By examining empirical evidence and learning how to apply different theoretical frameworks, students will be able to build on and re-conceptualize their own ideas in new ways. By completing the course, students should be able to gain a deeper understanding of the following topics, and answer the following questions:

(i) What are the critical conditions that enable or constrain action towards systemic and structural change in energy transitions?
(ii) How does the political, legal, institutional context shape transformative climate and energy strategies?
(iii) What are the challenges ahead for low-carbon transition, and how do we think about resolving the conflicting priorities of the different sectors and different actors or stakeholders?
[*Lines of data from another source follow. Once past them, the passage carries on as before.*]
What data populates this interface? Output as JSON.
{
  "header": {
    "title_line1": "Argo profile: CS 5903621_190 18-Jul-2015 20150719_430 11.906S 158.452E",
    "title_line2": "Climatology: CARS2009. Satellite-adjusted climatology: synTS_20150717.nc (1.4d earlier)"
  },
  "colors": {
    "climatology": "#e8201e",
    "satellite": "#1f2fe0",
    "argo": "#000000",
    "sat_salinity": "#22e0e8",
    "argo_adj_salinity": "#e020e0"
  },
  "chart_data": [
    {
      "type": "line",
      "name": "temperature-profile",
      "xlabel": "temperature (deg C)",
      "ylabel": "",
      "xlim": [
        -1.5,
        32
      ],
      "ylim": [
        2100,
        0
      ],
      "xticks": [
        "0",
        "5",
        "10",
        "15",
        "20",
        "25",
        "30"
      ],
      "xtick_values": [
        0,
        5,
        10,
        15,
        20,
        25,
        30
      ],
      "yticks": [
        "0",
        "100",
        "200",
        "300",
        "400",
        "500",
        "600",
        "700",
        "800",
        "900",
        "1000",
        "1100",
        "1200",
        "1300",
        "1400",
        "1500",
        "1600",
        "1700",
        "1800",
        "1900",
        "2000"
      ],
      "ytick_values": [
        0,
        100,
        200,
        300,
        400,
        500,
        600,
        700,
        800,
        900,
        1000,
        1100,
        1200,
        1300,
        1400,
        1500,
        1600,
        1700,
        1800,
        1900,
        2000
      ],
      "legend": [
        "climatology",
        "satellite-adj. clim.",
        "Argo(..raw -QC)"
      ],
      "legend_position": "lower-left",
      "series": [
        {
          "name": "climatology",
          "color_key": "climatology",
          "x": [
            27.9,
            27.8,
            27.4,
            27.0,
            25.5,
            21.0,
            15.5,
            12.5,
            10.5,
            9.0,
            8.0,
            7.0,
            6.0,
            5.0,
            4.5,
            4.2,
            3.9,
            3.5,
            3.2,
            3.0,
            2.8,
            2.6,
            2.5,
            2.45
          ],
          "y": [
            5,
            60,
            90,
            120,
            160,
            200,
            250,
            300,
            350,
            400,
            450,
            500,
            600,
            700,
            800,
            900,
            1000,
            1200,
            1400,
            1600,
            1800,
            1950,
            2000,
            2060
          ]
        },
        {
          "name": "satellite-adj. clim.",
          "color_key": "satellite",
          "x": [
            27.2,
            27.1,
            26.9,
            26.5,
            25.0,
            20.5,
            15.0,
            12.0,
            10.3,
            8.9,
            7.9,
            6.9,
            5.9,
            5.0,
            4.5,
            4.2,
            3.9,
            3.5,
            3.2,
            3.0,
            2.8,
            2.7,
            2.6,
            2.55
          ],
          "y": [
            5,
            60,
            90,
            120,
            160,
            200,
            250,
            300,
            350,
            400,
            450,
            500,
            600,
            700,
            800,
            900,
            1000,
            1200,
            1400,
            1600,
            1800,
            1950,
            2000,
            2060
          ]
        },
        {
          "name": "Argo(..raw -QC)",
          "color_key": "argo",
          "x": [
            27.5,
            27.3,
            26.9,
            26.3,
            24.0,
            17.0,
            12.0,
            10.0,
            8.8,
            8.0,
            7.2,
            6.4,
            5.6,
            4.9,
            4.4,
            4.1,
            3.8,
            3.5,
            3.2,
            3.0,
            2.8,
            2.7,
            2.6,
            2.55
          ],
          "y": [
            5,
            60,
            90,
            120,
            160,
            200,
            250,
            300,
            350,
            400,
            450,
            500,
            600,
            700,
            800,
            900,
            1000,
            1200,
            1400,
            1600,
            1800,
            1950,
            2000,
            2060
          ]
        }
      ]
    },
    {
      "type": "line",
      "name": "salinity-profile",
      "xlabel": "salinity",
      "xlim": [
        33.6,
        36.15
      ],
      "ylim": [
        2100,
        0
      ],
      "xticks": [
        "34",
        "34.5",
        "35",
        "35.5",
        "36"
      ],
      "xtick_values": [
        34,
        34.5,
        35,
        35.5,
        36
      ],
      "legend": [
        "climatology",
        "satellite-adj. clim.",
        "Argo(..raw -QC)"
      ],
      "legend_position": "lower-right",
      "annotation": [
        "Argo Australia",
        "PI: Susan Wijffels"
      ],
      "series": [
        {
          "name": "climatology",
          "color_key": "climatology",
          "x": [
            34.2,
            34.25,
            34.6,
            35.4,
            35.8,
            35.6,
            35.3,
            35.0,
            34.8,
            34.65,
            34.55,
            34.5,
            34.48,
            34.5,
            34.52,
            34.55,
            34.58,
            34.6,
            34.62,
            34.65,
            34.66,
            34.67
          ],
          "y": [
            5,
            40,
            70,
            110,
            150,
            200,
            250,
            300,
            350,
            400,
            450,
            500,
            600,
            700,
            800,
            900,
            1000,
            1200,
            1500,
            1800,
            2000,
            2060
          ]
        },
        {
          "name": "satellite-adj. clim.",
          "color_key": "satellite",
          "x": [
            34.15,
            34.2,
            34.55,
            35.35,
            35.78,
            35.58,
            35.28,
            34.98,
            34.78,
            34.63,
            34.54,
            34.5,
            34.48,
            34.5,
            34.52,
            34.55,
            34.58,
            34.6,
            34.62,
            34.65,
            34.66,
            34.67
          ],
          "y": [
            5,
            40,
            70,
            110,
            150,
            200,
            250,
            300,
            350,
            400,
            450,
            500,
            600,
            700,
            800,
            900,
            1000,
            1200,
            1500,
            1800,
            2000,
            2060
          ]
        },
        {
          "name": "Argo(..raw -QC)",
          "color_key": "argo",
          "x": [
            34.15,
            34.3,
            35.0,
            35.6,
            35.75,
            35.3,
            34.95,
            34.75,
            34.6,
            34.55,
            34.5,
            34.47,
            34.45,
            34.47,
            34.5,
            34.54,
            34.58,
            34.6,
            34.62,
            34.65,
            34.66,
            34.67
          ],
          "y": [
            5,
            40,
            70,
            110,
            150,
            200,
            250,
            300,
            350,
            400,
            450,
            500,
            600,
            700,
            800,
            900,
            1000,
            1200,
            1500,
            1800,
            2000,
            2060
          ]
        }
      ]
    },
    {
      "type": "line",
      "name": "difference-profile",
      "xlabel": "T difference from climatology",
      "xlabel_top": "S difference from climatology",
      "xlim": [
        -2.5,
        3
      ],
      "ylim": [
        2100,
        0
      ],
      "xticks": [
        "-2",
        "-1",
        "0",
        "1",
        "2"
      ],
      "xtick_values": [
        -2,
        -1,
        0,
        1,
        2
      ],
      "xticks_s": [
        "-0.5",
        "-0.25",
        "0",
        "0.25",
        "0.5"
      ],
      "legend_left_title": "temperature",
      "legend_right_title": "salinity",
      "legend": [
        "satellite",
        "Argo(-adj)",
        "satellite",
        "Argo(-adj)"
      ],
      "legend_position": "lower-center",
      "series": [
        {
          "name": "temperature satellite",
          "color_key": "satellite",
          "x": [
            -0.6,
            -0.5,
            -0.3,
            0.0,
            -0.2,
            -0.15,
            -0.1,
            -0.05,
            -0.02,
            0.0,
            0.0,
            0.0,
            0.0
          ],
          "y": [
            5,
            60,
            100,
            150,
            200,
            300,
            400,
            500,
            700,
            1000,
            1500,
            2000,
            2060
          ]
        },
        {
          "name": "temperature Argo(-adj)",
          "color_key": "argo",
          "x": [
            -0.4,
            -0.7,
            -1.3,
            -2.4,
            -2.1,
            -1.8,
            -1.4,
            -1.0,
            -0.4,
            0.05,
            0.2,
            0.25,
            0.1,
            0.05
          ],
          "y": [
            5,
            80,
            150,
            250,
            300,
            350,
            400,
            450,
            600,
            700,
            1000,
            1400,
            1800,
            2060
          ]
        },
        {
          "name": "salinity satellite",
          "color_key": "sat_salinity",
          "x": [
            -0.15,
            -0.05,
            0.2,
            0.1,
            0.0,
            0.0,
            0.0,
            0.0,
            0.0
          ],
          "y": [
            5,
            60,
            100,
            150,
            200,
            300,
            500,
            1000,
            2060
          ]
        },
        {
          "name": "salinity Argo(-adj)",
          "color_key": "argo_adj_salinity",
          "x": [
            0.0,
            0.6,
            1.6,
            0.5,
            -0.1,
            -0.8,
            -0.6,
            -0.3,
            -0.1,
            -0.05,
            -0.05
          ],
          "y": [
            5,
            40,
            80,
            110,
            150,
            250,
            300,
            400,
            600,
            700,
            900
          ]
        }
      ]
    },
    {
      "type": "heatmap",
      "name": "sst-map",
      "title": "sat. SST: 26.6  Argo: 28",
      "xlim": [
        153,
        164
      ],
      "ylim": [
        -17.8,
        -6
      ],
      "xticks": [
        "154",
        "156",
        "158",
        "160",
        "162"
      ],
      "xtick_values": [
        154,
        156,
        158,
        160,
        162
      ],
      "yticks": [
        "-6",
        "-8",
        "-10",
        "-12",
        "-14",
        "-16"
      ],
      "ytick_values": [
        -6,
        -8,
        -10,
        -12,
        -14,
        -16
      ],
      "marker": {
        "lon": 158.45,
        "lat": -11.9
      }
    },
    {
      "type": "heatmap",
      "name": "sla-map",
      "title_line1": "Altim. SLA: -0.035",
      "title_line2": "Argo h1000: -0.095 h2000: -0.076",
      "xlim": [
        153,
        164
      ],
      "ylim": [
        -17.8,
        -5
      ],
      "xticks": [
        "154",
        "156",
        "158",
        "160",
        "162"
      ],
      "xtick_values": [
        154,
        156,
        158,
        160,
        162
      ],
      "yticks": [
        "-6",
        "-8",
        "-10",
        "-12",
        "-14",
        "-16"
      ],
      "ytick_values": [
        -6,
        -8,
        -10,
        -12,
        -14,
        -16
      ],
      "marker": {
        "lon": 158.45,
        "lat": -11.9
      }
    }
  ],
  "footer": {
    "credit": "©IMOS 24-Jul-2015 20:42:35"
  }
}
Nora Hampl (Institut für Politikwissenschaft, Universität Wien), focuses on transdisciplinary sustainability research (energy transitions, 3D sustainability research, political economy, environmental ethics, ecological economics), before that she held a teaching position at the Faculty of Arts & Sciences at Harvard University, Cambridge, USA. Most recently, she presented at conferences on the following topics: (‘Technology assessment of the expanding energy systems’, Institut für Technikfolgen Abschätzung, 27 May 2019, ‘Equitability in green development’, Lateinamerikaforschung, 17-19 May 2019; ‘Green development in the context of indigenous rights’; ‘Smart cities and sustainable energy systems’. In Brno, she organized a Renewable Energy Conference, 5-6 June 2019, and helped develop low-carbon energy strategy 2050 for the city of Brno.


Kacper Szulecki (2018) Conceptualizing energy democracy, Environmental Politics, 27:1, 21-21-41, DOI: 10. 1080/09644016.2017.1387294

James Meadowcroft. What about the politics? Sustainable development, transition management, and long term energy transitions. Policy Sci (2009) 42:323-340, DOI: 10.1007/s11077-009-9097-z.

Karoline S. Rogge and Elisabeth Dütschke. What makes them believe in the low-carbon energy transition? Exploring corporate perceptions of the credibility of climate policy mixes. Environmental Science and Policy 87 (2018) 74-84.

The European Green Deal. European Commission, Brussels, 11.12.2019. COM(2019) 640.


Reading assignment are to be completed prior to the sessions so that students can participate in a discussion in groups and with each other (maximum 30 points).


The written assignment is to be submitted in two parts:

Part 1: include topic (elective by the student), introductory paragraph, and list of references (literature) (maximum 10 points)

Part 2: final assignment will consist of title, introduction, main text, conclusion(s), references (total of 3-5 pages) (maximum 60 points) submitted after the course.


60 points is the threshold for passing the course.


Topic proposal: April 12
Final assignment: May 8

A penalty of 5 points for every day of delay.